U.S. oil producers such as Fasken Oil & Ranch, Midland, Texas, and others, were noted last week as fighting plans to shuttle radioactive waste from nuclear power plants around the U.S. and temporarily park it in the Permian Basin, the U.S.’s busiest oil field. A radioactive incident in this oil field would devastate U.S. energy and the local economy. Holtec International, Camden, New Jersey, has contracts to rail ship thousands of canisters of spent nuclear fuel to Lea County, New Mexico, and store the containers below ground. The site has a 40-year license and could hold about 170,000 metric tons of used fuel. This would be the largest such facility in the world. Protesting organizations cited concerns about derailed waste-carrying trains and terrorist attacks, among other areas.

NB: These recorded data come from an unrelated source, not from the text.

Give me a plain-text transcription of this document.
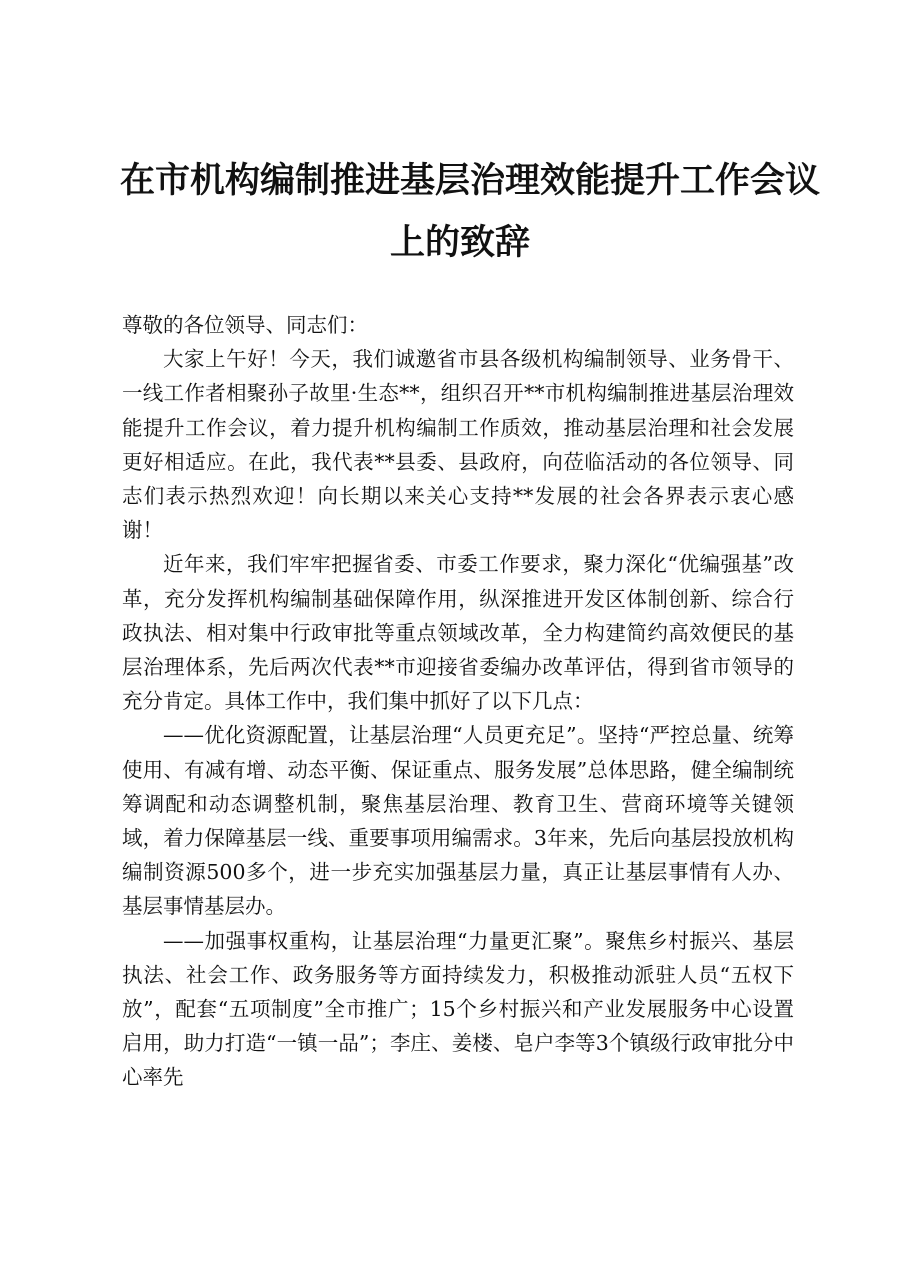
在市机构编制推进基层治理效能提升工作会议
上的致辞

尊敬的各位领导、同志们：

大家上午好！今天，我们诚邀省市县各级机构编制领导、业务骨干、一线工作者相聚孙子故里·生态**，组织召开**市机构编制推进基层治理效能提升工作会议，着力提升机构编制工作质效，推动基层治理和社会发展更好相适应。在此，我代表**县委、县政府，向莅临活动的各位领导、同志们表示热烈欢迎！向长期以来关心支持**发展的社会各界表示衷心感谢！

近年来，我们牢牢把握省委、市委工作要求，聚力深化“优编强基”改革，充分发挥机构编制基础保障作用，纵深推进开发区体制创新、综合行政执法、相对集中行政审批等重点领域改革，全力构建简约高效便民的基层治理体系，先后两次代表**市迎接省委编办改革评估，得到省市领导的充分肯定。具体工作中，我们集中抓好了以下几点：

——优化资源配置，让基层治理“人员更充足”。坚持“严控总量、统筹使用、有减有增、动态平衡、保证重点、服务发展”总体思路，健全编制统筹调配和动态调整机制，聚焦基层治理、教育卫生、营商环境等关键领域，着力保障基层一线、重要事项用编需求。3年来，先后向基层投放机构编制资源500多个，进一步充实加强基层力量，真正让基层事情有人办、基层事情基层办。

——加强事权重构，让基层治理“力量更汇聚”。聚焦乡村振兴、基层执法、社会工作、政务服务等方面持续发力，积极推动派驻人员“五权下放”，配套“五项制度”全市推广；15个乡村振兴和产业发展服务中心设置启用，助力打造“一镇一品”；李庄、姜楼、皂户李等3个镇级行政审批分中心率先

R&D World’s R&D Index is a weekly stock market summary of the top international companies involved in R&D. The top 25 industrial R&D spenders in 2020 were selected based on the latest listings from Schonfeld & Associates’ June 2020 R&D Ratios & Budgets. These 25 companies include pharmaceutical (10 companies), automotive (6 companies), and ICT (9 companies) that invested a cumulative total of nearly 260 billion dollars in R&D in 2019, or approximately 10% of all the R&D spending in the world by government, industries, and academia combined, according to R&D World’s 2021 Global R&D Funding Forecast. The stock prices used in the R&D World Index are tabulated from NASDAQ, NYSE, and OTC common stock prices for the companies selected at the close of stock trading business on the Friday preceding the online publication of the R&D World Index.